In fact, the last thing Intel's Johan Jervoe, the company's
VP-creative marketing, wanted was another spokesperson. "I don't
want him to be the promo man. This is not meant for him to say,
'Here's the latest and greatest product from Intel and go buy it,'"
Mr. Jervoe said. "There's an overlapping creativity, understanding,
desire and expertise that be brings with him. While he may go out
and talk about some of the products we'll be coming up with, it was
clear to both of us that he needed to be an employee and at the
center of these products' creation."
Will.I.Am and his bandmates have been in high demand among
brands ever since the Black Eyed Peas' "Hey Mama" became the first
song licensed for Apple and TBWA/Chiat/Day's now-infamous
silhouette ads for the iPod in 2003. An assortment of commercial,
endorsement and tour-sponsorship deals with brands like Pepsi,
Target , Honda, BlackBerry, Coors, Bacardi, Levi's and Verizon
prompted The Wall Street Journal to dub the Peas "the most
corporate band in America" in the headline of a February 2010
article. Ad Age spoke with Will.I.Am about his new gig at Intel,
his new music-video platform Will.I.Apps, and his AutoTune
philosophy from his home in Los Angeles.
Ad Age: What can we expect from your new role
as director of creative innovation at Intel. Do you want to compete
Will.I.Am.: This is about making product. If
Apple's a technology company in the music industry, why can't
somebody in the music industry make technology? This is about
creating hardware with software. We're not trying to compete with
Apple, we're trying to complement it. The whole premise of this
relationship and why Intel is excited about it is because it's a
great time to be doing that.
Ad Age: How does that sync up with your plans
for Will.I.Apps, which is intended to make music video-viewing a
Will.I.Am.: To me, music is a very social
experience and we need to find the next level of that experience.
Kids today aren't listening to music audio-only. They're picking up
a CD and looking at the lyric sheet and wondering why the pictures
aren't moving around. Who wants to do that? It's like Bam Bam
Flintstone hanging with the dinosaurs vs. Elroy Jetson who's flying
around space. If I'm a kid, I wanna be kicking it with Elroy.
Will.I Apps is going to be a platform that changes how we
release music, even how we write songs. Because now that you know
you're going to be filming the music video in a 360 environment, it
changes the song. So if I say 'Turn to the left,' the song has to
be connected to the algorithm so when the user looks at it, if he
or she doesn't turn to the left the song doesn't continue.
Ad Age: So it's an augmented-reality approach
to music videos?
Will.I.Am.: It is, but the song has to change.
You can't do augmented reality after the fact. It's like QWERTY on
a keyboard. The reason these letters are the way they are is
because when you had a typewriter back in the day they figured out
which letters were designed to slow you down as you typed. And we
still use it today. So we're bringing technology to the
songwriting. The technology is beyond pause, rewind and
fast-forward. So while we're still writing music as opposed to just
pausing, fast-forwarding and rewinding it, there are so many
dimensions and layers you can construct your content with.

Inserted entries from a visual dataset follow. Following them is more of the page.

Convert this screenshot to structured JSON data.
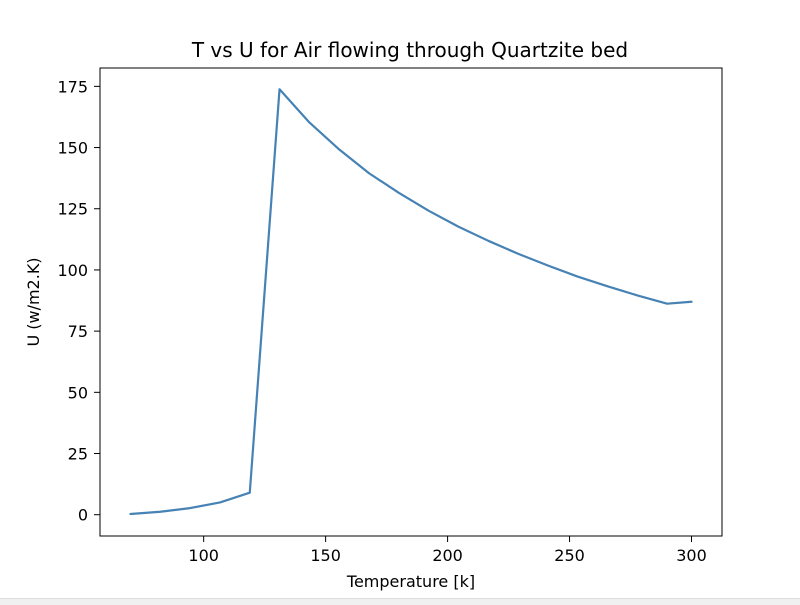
{
  "chart_data": {
    "type": "line",
    "title": "T vs U for Air flowing through Quartzite bed",
    "xlabel": "Temperature [k]",
    "ylabel": "U (w/m2.K)",
    "xlim": [
      57.5,
      312.5
    ],
    "ylim": [
      -8.7,
      182.5
    ],
    "xticks": [
      100,
      150,
      200,
      250,
      300
    ],
    "yticks": [
      0,
      25,
      50,
      75,
      100,
      125,
      150,
      175
    ],
    "grid": false,
    "legend": "none",
    "series": [
      {
        "color": "#4682b4",
        "x": [
          70,
          82.2,
          94.4,
          106.7,
          118.9,
          131.1,
          143.3,
          155.6,
          167.8,
          180,
          192.2,
          204.4,
          216.7,
          228.9,
          241.1,
          253.3,
          265.6,
          277.8,
          290,
          300
        ],
        "y": [
          0.3,
          1.2,
          2.7,
          5,
          9,
          173.8,
          160.3,
          149.2,
          139.5,
          131.5,
          124.2,
          117.7,
          111.9,
          106.6,
          101.8,
          97.3,
          93.3,
          89.6,
          86.2,
          87
        ]
      }
    ]
  }
}
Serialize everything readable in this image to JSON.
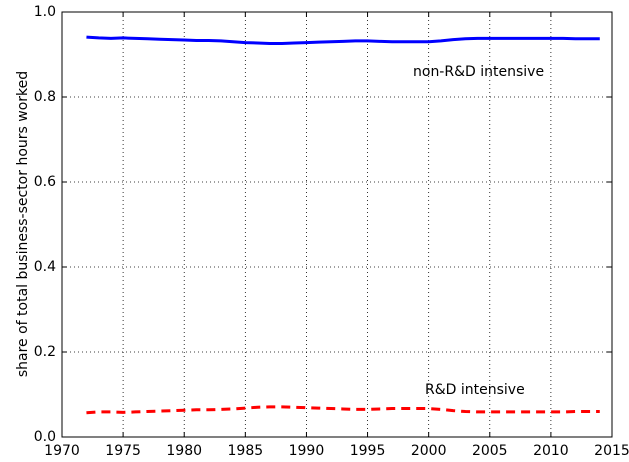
{
  "chart_data": {
    "type": "line",
    "ylabel": "share of total business-sector hours worked",
    "x": [
      1972,
      1973,
      1974,
      1975,
      1976,
      1977,
      1978,
      1979,
      1980,
      1981,
      1982,
      1983,
      1984,
      1985,
      1986,
      1987,
      1988,
      1989,
      1990,
      1991,
      1992,
      1993,
      1994,
      1995,
      1996,
      1997,
      1998,
      1999,
      2000,
      2001,
      2002,
      2003,
      2004,
      2005,
      2006,
      2007,
      2008,
      2009,
      2010,
      2011,
      2012,
      2013,
      2014
    ],
    "series": [
      {
        "name": "non-R&D intensive",
        "color": "#0000ff",
        "dashed": false,
        "values": [
          0.941,
          0.939,
          0.938,
          0.939,
          0.938,
          0.937,
          0.936,
          0.935,
          0.934,
          0.933,
          0.933,
          0.932,
          0.93,
          0.928,
          0.927,
          0.926,
          0.926,
          0.927,
          0.928,
          0.929,
          0.93,
          0.931,
          0.932,
          0.932,
          0.931,
          0.93,
          0.93,
          0.93,
          0.93,
          0.932,
          0.935,
          0.937,
          0.938,
          0.938,
          0.938,
          0.938,
          0.938,
          0.938,
          0.938,
          0.938,
          0.937,
          0.937,
          0.937
        ]
      },
      {
        "name": "R&D intensive",
        "color": "#ff0000",
        "dashed": true,
        "values": [
          0.057,
          0.059,
          0.059,
          0.058,
          0.059,
          0.06,
          0.061,
          0.062,
          0.063,
          0.064,
          0.064,
          0.065,
          0.066,
          0.068,
          0.07,
          0.071,
          0.071,
          0.07,
          0.069,
          0.068,
          0.067,
          0.066,
          0.065,
          0.065,
          0.066,
          0.067,
          0.067,
          0.067,
          0.067,
          0.065,
          0.062,
          0.06,
          0.059,
          0.059,
          0.059,
          0.059,
          0.059,
          0.059,
          0.059,
          0.059,
          0.06,
          0.06,
          0.06
        ]
      }
    ],
    "xlim": [
      1970,
      2015
    ],
    "xticks": [
      1970,
      1975,
      1980,
      1985,
      1990,
      1995,
      2000,
      2005,
      2010,
      2015
    ],
    "ylim": [
      0,
      1
    ],
    "yticks": [
      {
        "value": 0,
        "label": "0.0"
      },
      0.2,
      0.4,
      0.6,
      0.8,
      {
        "value": 1,
        "label": "1.0"
      }
    ],
    "grid": true
  }
}
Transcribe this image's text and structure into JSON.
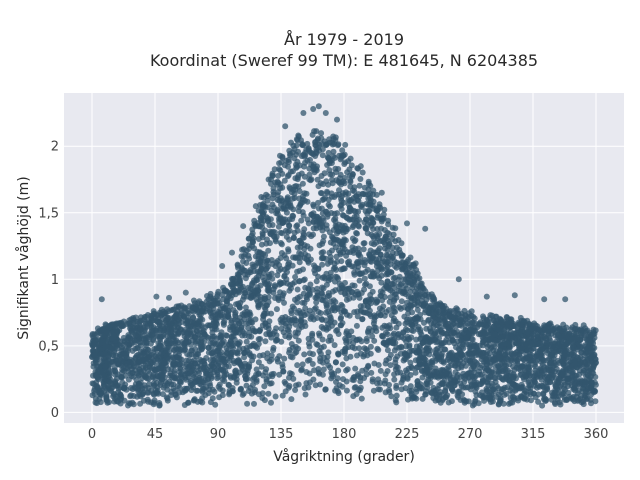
{
  "chart_data": {
    "type": "scatter",
    "title": "År 1979 - 2019",
    "subtitle": "Koordinat (Sweref 99 TM): E 481645, N 6204385",
    "xlabel": "Vågriktning (grader)",
    "ylabel": "Signifikant våghöjd (m)",
    "xlim": [
      -20,
      380
    ],
    "ylim": [
      -0.08,
      2.4
    ],
    "x_ticks": [
      0,
      45,
      90,
      135,
      180,
      225,
      270,
      315,
      360
    ],
    "x_tick_labels": [
      "0",
      "45",
      "90",
      "135",
      "180",
      "225",
      "270",
      "315",
      "360"
    ],
    "y_ticks": [
      0,
      0.5,
      1,
      1.5,
      2
    ],
    "y_tick_labels": [
      "0",
      "0,5",
      "1",
      "1,5",
      "2"
    ],
    "grid": true,
    "marker_color": "#33566d",
    "plot_background": "#e8e9f0",
    "grid_color": "#ffffff",
    "upper_envelope": {
      "direction_deg": [
        0,
        15,
        30,
        45,
        60,
        75,
        90,
        100,
        110,
        120,
        130,
        140,
        150,
        160,
        170,
        180,
        190,
        200,
        210,
        220,
        230,
        240,
        250,
        260,
        270,
        285,
        300,
        315,
        330,
        345,
        360
      ],
      "height_m": [
        0.62,
        0.7,
        0.72,
        0.78,
        0.82,
        0.86,
        0.92,
        1.05,
        1.3,
        1.6,
        1.95,
        2.1,
        2.15,
        2.2,
        2.15,
        2.05,
        1.9,
        1.75,
        1.55,
        1.35,
        1.15,
        0.95,
        0.85,
        0.8,
        0.78,
        0.75,
        0.72,
        0.7,
        0.68,
        0.66,
        0.65
      ]
    },
    "lower_envelope": {
      "direction_deg": [
        0,
        90,
        180,
        270,
        360
      ],
      "height_m": [
        0.05,
        0.05,
        0.08,
        0.05,
        0.05
      ]
    },
    "outliers": [
      {
        "x": 7,
        "y": 0.85
      },
      {
        "x": 46,
        "y": 0.87
      },
      {
        "x": 55,
        "y": 0.86
      },
      {
        "x": 67,
        "y": 0.9
      },
      {
        "x": 93,
        "y": 1.1
      },
      {
        "x": 100,
        "y": 1.2
      },
      {
        "x": 108,
        "y": 1.4
      },
      {
        "x": 117,
        "y": 1.55
      },
      {
        "x": 138,
        "y": 2.15
      },
      {
        "x": 151,
        "y": 2.25
      },
      {
        "x": 158,
        "y": 2.28
      },
      {
        "x": 162,
        "y": 2.3
      },
      {
        "x": 167,
        "y": 2.25
      },
      {
        "x": 175,
        "y": 2.2
      },
      {
        "x": 192,
        "y": 1.85
      },
      {
        "x": 207,
        "y": 1.65
      },
      {
        "x": 225,
        "y": 1.42
      },
      {
        "x": 238,
        "y": 1.38
      },
      {
        "x": 262,
        "y": 1.0
      },
      {
        "x": 282,
        "y": 0.87
      },
      {
        "x": 302,
        "y": 0.88
      },
      {
        "x": 323,
        "y": 0.85
      },
      {
        "x": 338,
        "y": 0.85
      }
    ]
  }
}
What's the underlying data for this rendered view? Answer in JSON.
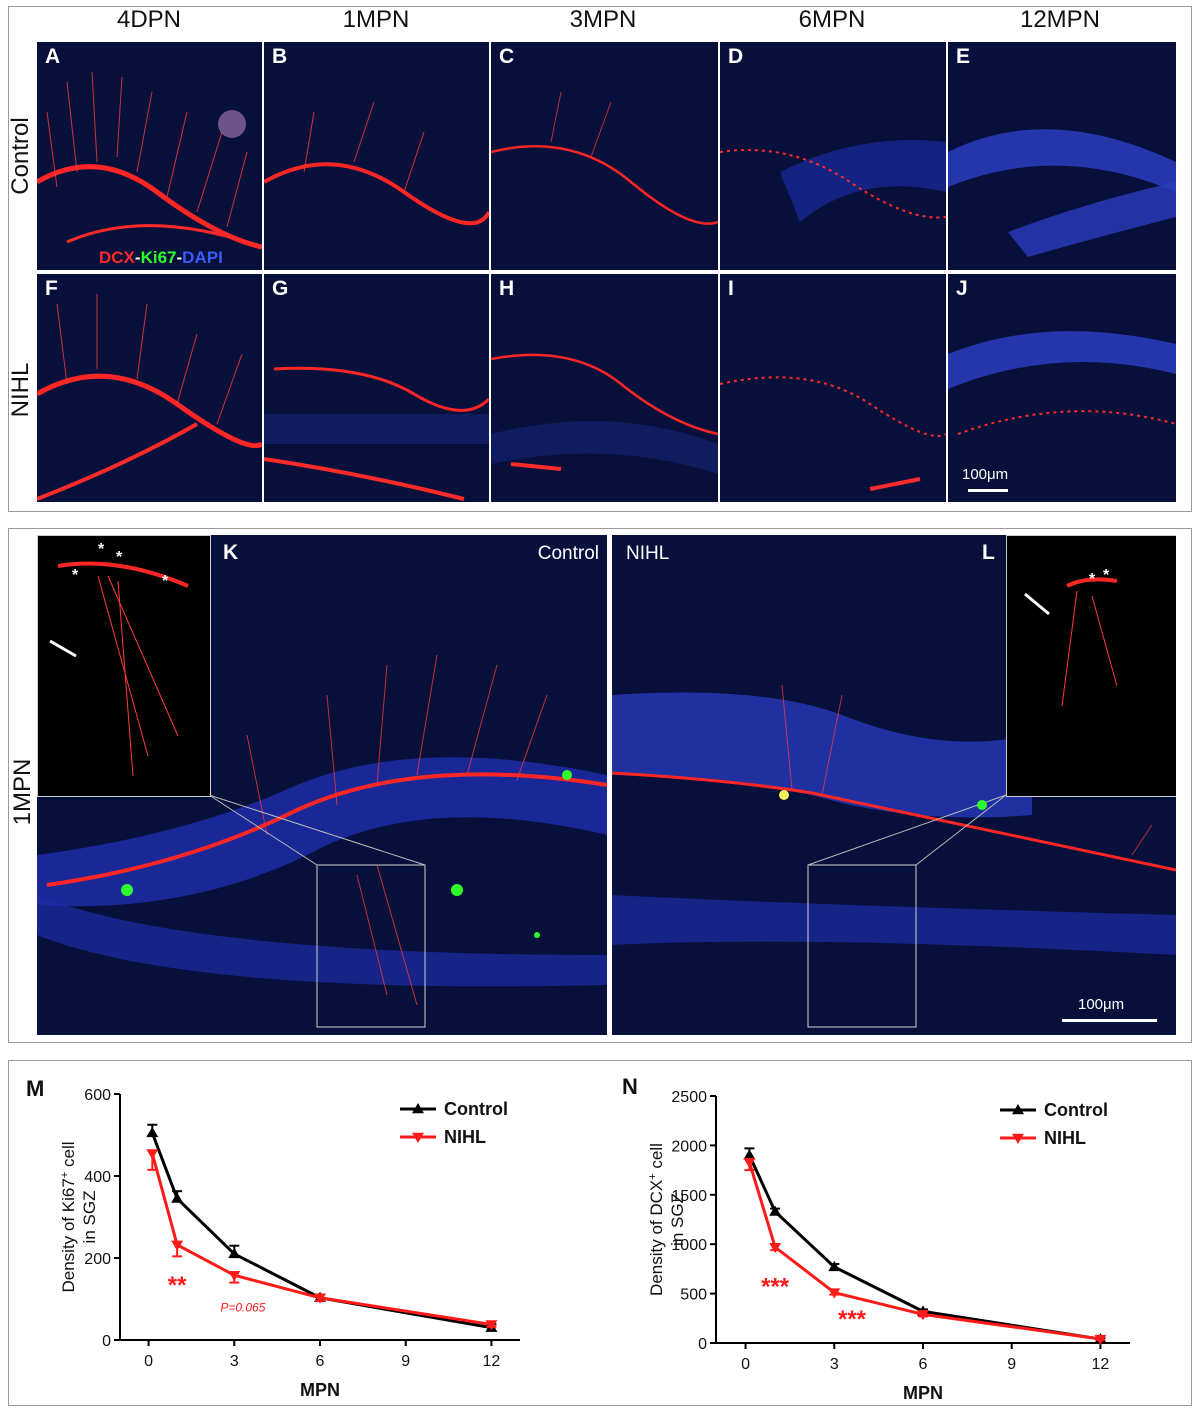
{
  "top_figure": {
    "columns": [
      "4DPN",
      "1MPN",
      "3MPN",
      "6MPN",
      "12MPN"
    ],
    "rows": [
      "Control",
      "NIHL"
    ],
    "panel_letters": [
      "A",
      "B",
      "C",
      "D",
      "E",
      "F",
      "G",
      "H",
      "I",
      "J"
    ],
    "stain_legend": {
      "dcx": "DCX",
      "sep1": "-",
      "ki67": "Ki67",
      "sep2": "-",
      "dapi": "DAPI"
    },
    "scale_label": "100μm"
  },
  "mid_figure": {
    "row_label": "1MPN",
    "left_letter": "K",
    "left_label": "Control",
    "right_letter": "L",
    "right_label": "NIHL",
    "scale_label": "100μm"
  },
  "colors": {
    "control": "#000000",
    "nihl": "#ff1a1a",
    "dcx": "#ff2a2a",
    "ki67": "#2cff2c",
    "dapi": "#3a5cff"
  },
  "chart_data": [
    {
      "panel_letter": "M",
      "type": "line",
      "xlabel": "MPN",
      "ylabel_line1": "Density of Ki67",
      "ylabel_sup": "+",
      "ylabel_tail": " cell",
      "ylabel_line2": "in SGZ",
      "xlim": [
        -1,
        13
      ],
      "ylim": [
        0,
        600
      ],
      "xticks": [
        "0",
        "3",
        "6",
        "9",
        "12"
      ],
      "yticks": [
        "0",
        "200",
        "400",
        "600"
      ],
      "legend_position": "top-right",
      "series": [
        {
          "name": "Control",
          "x": [
            0.13,
            1,
            3,
            6,
            12
          ],
          "y": [
            505,
            345,
            210,
            103,
            30
          ],
          "err": [
            20,
            18,
            20,
            8,
            8
          ]
        },
        {
          "name": "NIHL",
          "x": [
            0.13,
            1,
            3,
            6,
            12
          ],
          "y": [
            455,
            232,
            158,
            103,
            38
          ],
          "err": [
            40,
            28,
            18,
            8,
            6
          ]
        }
      ],
      "annotations": [
        {
          "text": "**",
          "x": 1,
          "y": 115,
          "style": "large"
        },
        {
          "text": "P=0.065",
          "x": 3.3,
          "y": 70,
          "style": "small"
        }
      ]
    },
    {
      "panel_letter": "N",
      "type": "line",
      "xlabel": "MPN",
      "ylabel_line1": "Density of DCX",
      "ylabel_sup": "+",
      "ylabel_tail": " cell",
      "ylabel_line2": "in SGZ",
      "xlim": [
        -1,
        13
      ],
      "ylim": [
        0,
        2500
      ],
      "xticks": [
        "0",
        "3",
        "6",
        "9",
        "12"
      ],
      "yticks": [
        "0",
        "500",
        "1000",
        "1500",
        "2000",
        "2500"
      ],
      "legend_position": "top-right",
      "series": [
        {
          "name": "Control",
          "x": [
            0.13,
            1,
            3,
            6,
            12
          ],
          "y": [
            1900,
            1330,
            770,
            320,
            40
          ],
          "err": [
            70,
            30,
            30,
            20,
            10
          ]
        },
        {
          "name": "NIHL",
          "x": [
            0.13,
            1,
            3,
            6,
            12
          ],
          "y": [
            1830,
            970,
            510,
            290,
            40
          ],
          "err": [
            80,
            30,
            20,
            20,
            10
          ]
        }
      ],
      "annotations": [
        {
          "text": "***",
          "x": 1,
          "y": 490,
          "style": "large"
        },
        {
          "text": "***",
          "x": 3.6,
          "y": 160,
          "style": "large"
        }
      ]
    }
  ]
}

Ad Age: You're on the road constantly, doing
work for the Black Eyed Peas, work for brands, producing songs for
Usher, Nicki Minaj and now Britney Spears. What's your daily device
Will.I.Am.: I use my phone, I have an iPad and
a BlackBerry and my laptop and my desktop. To make music, I use my
desktop with the super maxed-out [Intel] chips in it. And I use my
BlackBerry to do all my social and business stuff. And I use my
iPad more than I use my laptop. That's what I used on the Britney
joint, actually. There's a bass app, a drum app. You have to make
sure it's a layered sound, and the iPad helps me do that.
Ad Age: You're also working with Dean Kamen,
who helped invent the Segway, on the FIRST Robotics convention in
St. Louis this spring. How did that partnership come about?
Will.I.Am.: Dean Kamen's one of my heroes, and
I went to the kickoff with him in New Hampshire in January. I
wanted to meet him for awhile because I'm fascinated by the type of
creativity he has with inventing things. So I called him on the
phone and we he told me about first. He said, "I'm in 15,000
schools teaching engineering and robotics. And every year in April
they have a robotics competition." And I'm like how come I've never
heard about this? But a lot of these kids probably don't do good in
school. They're probably getting bad grades and stuff. A lot of
these kids from 9 to 18 they're dedicated to science, math and
engineering. Why is it that no one goes and entertains them? Why
don't we turn this into a show? ... How come we can't play your
halftime show? He liked the idea, so now I'm producing their
competition and turning it into a show. We're filming it in April,
but we're sure when we'll air it on television. It would be awesome
to air in September for back-to-school.